Origin of Bank Routing Numbers
The American Bankers Association established ABA numbers in 1910. Each bank was assigned its own unique ABA number. Today ABA numbers are often referred to as RTN or Routing Transit Numbers. Most people outside the banking industry refer to them simply as the bank routing numbers.
Bank routing numbers can be found on the bottom of checks and deposit slips. In the lower left side or center of a check, there are 9 digits printed in magnetic ink. They are usually followed by the bank account account number. Banking institutions use online databases to identify a specific bank by entering the ABA number. The ABA number can also be identified by knowing which bank branch the account was opened at.

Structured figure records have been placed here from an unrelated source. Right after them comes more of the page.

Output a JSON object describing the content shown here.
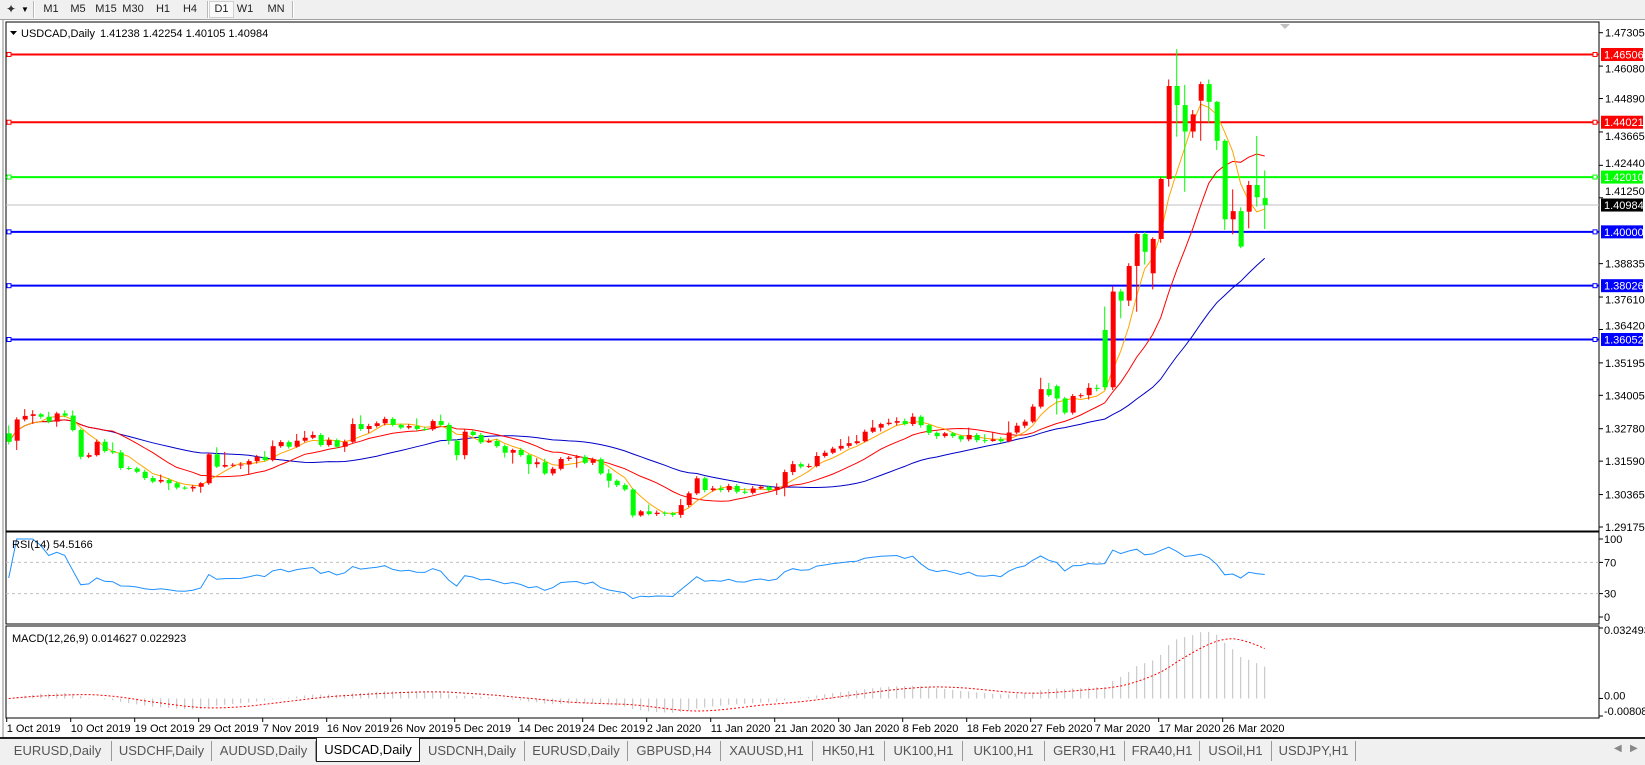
{
  "toolbar": {
    "icon": "chart-tools-icon",
    "dropdown_icon": "caret-down-icon",
    "timeframes": [
      "M1",
      "M5",
      "M15",
      "M30",
      "H1",
      "H4",
      "D1",
      "W1",
      "MN"
    ],
    "active_timeframe": "D1"
  },
  "chart_data": [
    {
      "type": "candlestick",
      "title": "USDCAD,Daily",
      "ohlc_readout": "1.41238 1.42254 1.40105 1.40984",
      "colors": {
        "up": "#ff0000",
        "down": "#00ff00",
        "ma_fast": "#ffa500",
        "ma_mid": "#ff0000",
        "ma_slow": "#0000c8",
        "current_price_line": "#c0c0c0"
      },
      "ylim": [
        1.29175,
        1.47305
      ],
      "grid": false,
      "y_tick_labels": [
        "1.47305",
        "1.46080",
        "1.44890",
        "1.43665",
        "1.42440",
        "1.41250",
        "1.38835",
        "1.37610",
        "1.36420",
        "1.35195",
        "1.34005",
        "1.32780",
        "1.31590",
        "1.30365",
        "1.29175"
      ],
      "x_tick_labels": [
        "1 Oct 2019",
        "10 Oct 2019",
        "19 Oct 2019",
        "29 Oct 2019",
        "7 Nov 2019",
        "16 Nov 2019",
        "26 Nov 2019",
        "5 Dec 2019",
        "14 Dec 2019",
        "24 Dec 2019",
        "2 Jan 2020",
        "11 Jan 2020",
        "21 Jan 2020",
        "30 Jan 2020",
        "8 Feb 2020",
        "18 Feb 2020",
        "27 Feb 2020",
        "7 Mar 2020",
        "17 Mar 2020",
        "26 Mar 2020"
      ],
      "horizontal_lines": [
        {
          "label": "1.46506",
          "value": 1.46506,
          "color": "#ff0000"
        },
        {
          "label": "1.44021",
          "value": 1.44021,
          "color": "#ff0000"
        },
        {
          "label": "1.42010",
          "value": 1.4201,
          "color": "#00ff00"
        },
        {
          "label": "1.40000",
          "value": 1.4,
          "color": "#0000ff"
        },
        {
          "label": "1.38026",
          "value": 1.38026,
          "color": "#0000ff"
        },
        {
          "label": "1.36052",
          "value": 1.36052,
          "color": "#0000ff"
        }
      ],
      "current_price": {
        "label": "1.40984",
        "value": 1.40984
      },
      "ohlc": [
        [
          1.3261,
          1.329,
          1.322,
          1.323
        ],
        [
          1.3234,
          1.332,
          1.32,
          1.3312
        ],
        [
          1.3312,
          1.335,
          1.3305,
          1.3325
        ],
        [
          1.3325,
          1.3346,
          1.3296,
          1.3331
        ],
        [
          1.3331,
          1.3336,
          1.3315,
          1.3322
        ],
        [
          1.3322,
          1.334,
          1.3298,
          1.3304
        ],
        [
          1.3304,
          1.334,
          1.3285,
          1.3334
        ],
        [
          1.3334,
          1.3345,
          1.332,
          1.3326
        ],
        [
          1.3326,
          1.3345,
          1.3268,
          1.3273
        ],
        [
          1.3273,
          1.3278,
          1.3166,
          1.3175
        ],
        [
          1.3175,
          1.319,
          1.317,
          1.3181
        ],
        [
          1.3181,
          1.3238,
          1.3176,
          1.323
        ],
        [
          1.323,
          1.324,
          1.319,
          1.3196
        ],
        [
          1.3196,
          1.3228,
          1.3185,
          1.3191
        ],
        [
          1.3191,
          1.32,
          1.3127,
          1.3134
        ],
        [
          1.3134,
          1.314,
          1.3126,
          1.3132
        ],
        [
          1.3132,
          1.3138,
          1.3115,
          1.312
        ],
        [
          1.312,
          1.3128,
          1.309,
          1.3097
        ],
        [
          1.3097,
          1.3105,
          1.3078,
          1.3084
        ],
        [
          1.3084,
          1.311,
          1.3078,
          1.309
        ],
        [
          1.309,
          1.3097,
          1.3053,
          1.3078
        ],
        [
          1.3078,
          1.3085,
          1.3055,
          1.3062
        ],
        [
          1.3062,
          1.3068,
          1.3054,
          1.3059
        ],
        [
          1.3059,
          1.3072,
          1.3047,
          1.3065
        ],
        [
          1.3065,
          1.3082,
          1.3043,
          1.3078
        ],
        [
          1.3078,
          1.319,
          1.3072,
          1.3184
        ],
        [
          1.3184,
          1.321,
          1.3134,
          1.3139
        ],
        [
          1.3139,
          1.3193,
          1.3135,
          1.3145
        ],
        [
          1.3145,
          1.3152,
          1.3138,
          1.3146
        ],
        [
          1.3146,
          1.3155,
          1.313,
          1.3147
        ],
        [
          1.3147,
          1.3166,
          1.3112,
          1.3159
        ],
        [
          1.3159,
          1.3182,
          1.315,
          1.3175
        ],
        [
          1.3175,
          1.3196,
          1.3158,
          1.3163
        ],
        [
          1.3163,
          1.3235,
          1.3158,
          1.3214
        ],
        [
          1.3214,
          1.3236,
          1.3208,
          1.3229
        ],
        [
          1.3229,
          1.3235,
          1.3205,
          1.3212
        ],
        [
          1.3212,
          1.3259,
          1.3208,
          1.3234
        ],
        [
          1.3234,
          1.327,
          1.3228,
          1.3245
        ],
        [
          1.3245,
          1.3268,
          1.324,
          1.3255
        ],
        [
          1.3255,
          1.3262,
          1.3212,
          1.3218
        ],
        [
          1.3218,
          1.3246,
          1.3212,
          1.3236
        ],
        [
          1.3236,
          1.3242,
          1.3205,
          1.3212
        ],
        [
          1.3212,
          1.3238,
          1.3193,
          1.323
        ],
        [
          1.323,
          1.3316,
          1.3225,
          1.3295
        ],
        [
          1.3295,
          1.3327,
          1.327,
          1.3277
        ],
        [
          1.3277,
          1.3296,
          1.3262,
          1.3288
        ],
        [
          1.3288,
          1.3305,
          1.3282,
          1.3298
        ],
        [
          1.3298,
          1.3322,
          1.329,
          1.3314
        ],
        [
          1.3314,
          1.332,
          1.3286,
          1.3292
        ],
        [
          1.3292,
          1.3297,
          1.3276,
          1.3282
        ],
        [
          1.3282,
          1.3295,
          1.3276,
          1.3288
        ],
        [
          1.3288,
          1.3316,
          1.327,
          1.3277
        ],
        [
          1.3277,
          1.3285,
          1.327,
          1.3276
        ],
        [
          1.3276,
          1.3312,
          1.327,
          1.3306
        ],
        [
          1.3306,
          1.333,
          1.3286,
          1.3292
        ],
        [
          1.3292,
          1.33,
          1.322,
          1.3234
        ],
        [
          1.3234,
          1.324,
          1.3162,
          1.3181
        ],
        [
          1.3181,
          1.3275,
          1.3166,
          1.3267
        ],
        [
          1.3267,
          1.3274,
          1.325,
          1.3255
        ],
        [
          1.3255,
          1.3262,
          1.3222,
          1.3228
        ],
        [
          1.3228,
          1.3242,
          1.3226,
          1.3233
        ],
        [
          1.3233,
          1.324,
          1.3208,
          1.3214
        ],
        [
          1.3214,
          1.322,
          1.3172,
          1.319
        ],
        [
          1.319,
          1.3205,
          1.315,
          1.32
        ],
        [
          1.32,
          1.3208,
          1.3175,
          1.3181
        ],
        [
          1.3181,
          1.3186,
          1.3112,
          1.3148
        ],
        [
          1.3148,
          1.317,
          1.3135,
          1.3155
        ],
        [
          1.3155,
          1.3168,
          1.3108,
          1.3114
        ],
        [
          1.3114,
          1.3138,
          1.3106,
          1.3131
        ],
        [
          1.3131,
          1.3174,
          1.3125,
          1.3167
        ],
        [
          1.3167,
          1.3178,
          1.316,
          1.3172
        ],
        [
          1.3172,
          1.3182,
          1.3135,
          1.3175
        ],
        [
          1.3175,
          1.3182,
          1.3148,
          1.3153
        ],
        [
          1.3153,
          1.3172,
          1.3145,
          1.3166
        ],
        [
          1.3166,
          1.3172,
          1.3108,
          1.3114
        ],
        [
          1.3114,
          1.313,
          1.3062,
          1.3087
        ],
        [
          1.3087,
          1.3092,
          1.3064,
          1.3071
        ],
        [
          1.3071,
          1.3078,
          1.3049,
          1.3055
        ],
        [
          1.3055,
          1.306,
          1.2952,
          1.296
        ],
        [
          1.296,
          1.298,
          1.2955,
          1.2975
        ],
        [
          1.2975,
          1.3,
          1.296,
          1.2965
        ],
        [
          1.2965,
          1.2978,
          1.2958,
          1.297
        ],
        [
          1.297,
          1.2975,
          1.2958,
          1.2968
        ],
        [
          1.2968,
          1.2973,
          1.2955,
          1.2962
        ],
        [
          1.2962,
          1.302,
          1.2951,
          1.2998
        ],
        [
          1.2998,
          1.3048,
          1.299,
          1.3041
        ],
        [
          1.3041,
          1.3104,
          1.3035,
          1.3096
        ],
        [
          1.3096,
          1.3102,
          1.3045,
          1.3053
        ],
        [
          1.3053,
          1.3068,
          1.3047,
          1.3059
        ],
        [
          1.3059,
          1.307,
          1.3045,
          1.3053
        ],
        [
          1.3053,
          1.3076,
          1.3045,
          1.3068
        ],
        [
          1.3068,
          1.3075,
          1.304,
          1.3047
        ],
        [
          1.3047,
          1.306,
          1.3038,
          1.3043
        ],
        [
          1.3043,
          1.3068,
          1.3037,
          1.3059
        ],
        [
          1.3059,
          1.3072,
          1.3055,
          1.3065
        ],
        [
          1.3065,
          1.307,
          1.3048,
          1.3053
        ],
        [
          1.3053,
          1.3078,
          1.3035,
          1.3063
        ],
        [
          1.3063,
          1.3128,
          1.303,
          1.3119
        ],
        [
          1.3119,
          1.316,
          1.3108,
          1.3148
        ],
        [
          1.3148,
          1.3155,
          1.3132,
          1.3139
        ],
        [
          1.3139,
          1.315,
          1.3134,
          1.3141
        ],
        [
          1.3141,
          1.3192,
          1.3136,
          1.3178
        ],
        [
          1.3178,
          1.3198,
          1.3172,
          1.319
        ],
        [
          1.319,
          1.3212,
          1.3185,
          1.3205
        ],
        [
          1.3205,
          1.324,
          1.3198,
          1.3215
        ],
        [
          1.3215,
          1.325,
          1.3208,
          1.3225
        ],
        [
          1.3225,
          1.3255,
          1.322,
          1.3232
        ],
        [
          1.3232,
          1.3275,
          1.3228,
          1.3267
        ],
        [
          1.3267,
          1.331,
          1.3262,
          1.3282
        ],
        [
          1.3282,
          1.33,
          1.3268,
          1.3295
        ],
        [
          1.3295,
          1.3315,
          1.329,
          1.33
        ],
        [
          1.33,
          1.332,
          1.329,
          1.3306
        ],
        [
          1.3306,
          1.3315,
          1.329,
          1.3295
        ],
        [
          1.3295,
          1.3335,
          1.3288,
          1.3322
        ],
        [
          1.3322,
          1.3328,
          1.3282,
          1.3291
        ],
        [
          1.3291,
          1.3296,
          1.3255,
          1.3263
        ],
        [
          1.3263,
          1.3268,
          1.324,
          1.3251
        ],
        [
          1.3251,
          1.3266,
          1.3245,
          1.3261
        ],
        [
          1.3261,
          1.3266,
          1.3244,
          1.3251
        ],
        [
          1.3251,
          1.3256,
          1.323,
          1.3239
        ],
        [
          1.3239,
          1.3282,
          1.3232,
          1.3255
        ],
        [
          1.3255,
          1.3262,
          1.3228,
          1.3236
        ],
        [
          1.3236,
          1.3258,
          1.3225,
          1.3233
        ],
        [
          1.3233,
          1.3265,
          1.323,
          1.3239
        ],
        [
          1.3239,
          1.3248,
          1.3225,
          1.3232
        ],
        [
          1.3232,
          1.3305,
          1.3228,
          1.3264
        ],
        [
          1.3264,
          1.33,
          1.3258,
          1.3289
        ],
        [
          1.3289,
          1.3312,
          1.328,
          1.3304
        ],
        [
          1.3304,
          1.3368,
          1.3298,
          1.3359
        ],
        [
          1.3359,
          1.3465,
          1.3352,
          1.3423
        ],
        [
          1.3423,
          1.3446,
          1.3395,
          1.3401
        ],
        [
          1.3434,
          1.344,
          1.333,
          1.3389
        ],
        [
          1.3389,
          1.3395,
          1.333,
          1.3337
        ],
        [
          1.3337,
          1.3405,
          1.333,
          1.3398
        ],
        [
          1.3398,
          1.3408,
          1.339,
          1.3401
        ],
        [
          1.3401,
          1.3445,
          1.3385,
          1.3428
        ],
        [
          1.3428,
          1.344,
          1.3415,
          1.3424
        ],
        [
          1.364,
          1.3726,
          1.342,
          1.343
        ],
        [
          1.343,
          1.38,
          1.342,
          1.3781
        ],
        [
          1.3781,
          1.379,
          1.3683,
          1.3748
        ],
        [
          1.3748,
          1.3885,
          1.3728,
          1.3875
        ],
        [
          1.3875,
          1.4,
          1.3707,
          1.3992
        ],
        [
          1.3992,
          1.4,
          1.388,
          1.3927
        ],
        [
          1.3848,
          1.398,
          1.3789,
          1.3974
        ],
        [
          1.3974,
          1.42,
          1.396,
          1.4194
        ],
        [
          1.4194,
          1.4559,
          1.4166,
          1.4535
        ],
        [
          1.4535,
          1.467,
          1.4349,
          1.4465
        ],
        [
          1.4465,
          1.4539,
          1.4147,
          1.4368
        ],
        [
          1.4368,
          1.4447,
          1.4345,
          1.4431
        ],
        [
          1.4481,
          1.4551,
          1.4334,
          1.4542
        ],
        [
          1.4542,
          1.4559,
          1.44,
          1.4477
        ],
        [
          1.4477,
          1.448,
          1.43,
          1.4334
        ],
        [
          1.4334,
          1.434,
          1.4007,
          1.4046
        ],
        [
          1.4046,
          1.4156,
          1.3991,
          1.4076
        ],
        [
          1.4076,
          1.409,
          1.394,
          1.3946
        ],
        [
          1.4074,
          1.4187,
          1.4013,
          1.4172
        ],
        [
          1.4172,
          1.4352,
          1.4093,
          1.4127
        ],
        [
          1.41238,
          1.42254,
          1.40105,
          1.40984
        ]
      ]
    },
    {
      "type": "line",
      "title": "RSI(14) 54.5166",
      "ylim": [
        0,
        100
      ],
      "levels": [
        70,
        30
      ],
      "y_tick_labels": [
        "100",
        "70",
        "30",
        "0"
      ],
      "color": "#1e90ff"
    },
    {
      "type": "bar",
      "title": "MACD(12,26,9) 0.014627 0.022923",
      "ylim": [
        -0.008086,
        0.032493
      ],
      "y_tick_labels": [
        "0.032493",
        "0.00",
        "-0.008086"
      ],
      "histogram_color": "#c0c0c0",
      "signal_color": "#ff0000"
    }
  ],
  "tabs": [
    {
      "label": "EURUSD,Daily"
    },
    {
      "label": "USDCHF,Daily"
    },
    {
      "label": "AUDUSD,Daily"
    },
    {
      "label": "USDCAD,Daily"
    },
    {
      "label": "USDCNH,Daily"
    },
    {
      "label": "EURUSD,Daily"
    },
    {
      "label": "GBPUSD,H4"
    },
    {
      "label": "XAUUSD,H1"
    },
    {
      "label": "HK50,H1"
    },
    {
      "label": "UK100,H1"
    },
    {
      "label": "UK100,H1"
    },
    {
      "label": "GER30,H1"
    },
    {
      "label": "FRA40,H1"
    },
    {
      "label": "USOil,H1"
    },
    {
      "label": "USDJPY,H1"
    }
  ],
  "active_tab": "USDCAD,Daily",
  "tab_scroll": {
    "left_icon": "scroll-left-icon",
    "right_icon": "scroll-right-icon"
  }
}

All of the digits in the bank routing number have unique importance. Occasionally, banks may have seperate routing numbers for wire transfers and ACH transfers.
What Each of the Nine Digits Mean
- The first four digits were initially assigned by the Federal Reserve Routing System and represent the bank's physical location. Because of acquisitions and mergers, these numbers frequently have no correlation to the banks geographic location today.
- The fifth and sixth digits designate which Federal Reserve bank the institution's electronic and wire transfers will route through.
- The seventh digit denotes which Federal Reserve check processing center was originally assigned to the bank.
- The eighth digit designates which Federal Reserve district the bank is in.
- The ninth digit provides a check sum. The check sum is a complicated mathematical expression using the first 8 digits. If the end result does not equal the check sum number, the transaction is flagged and rerouted for manual processing.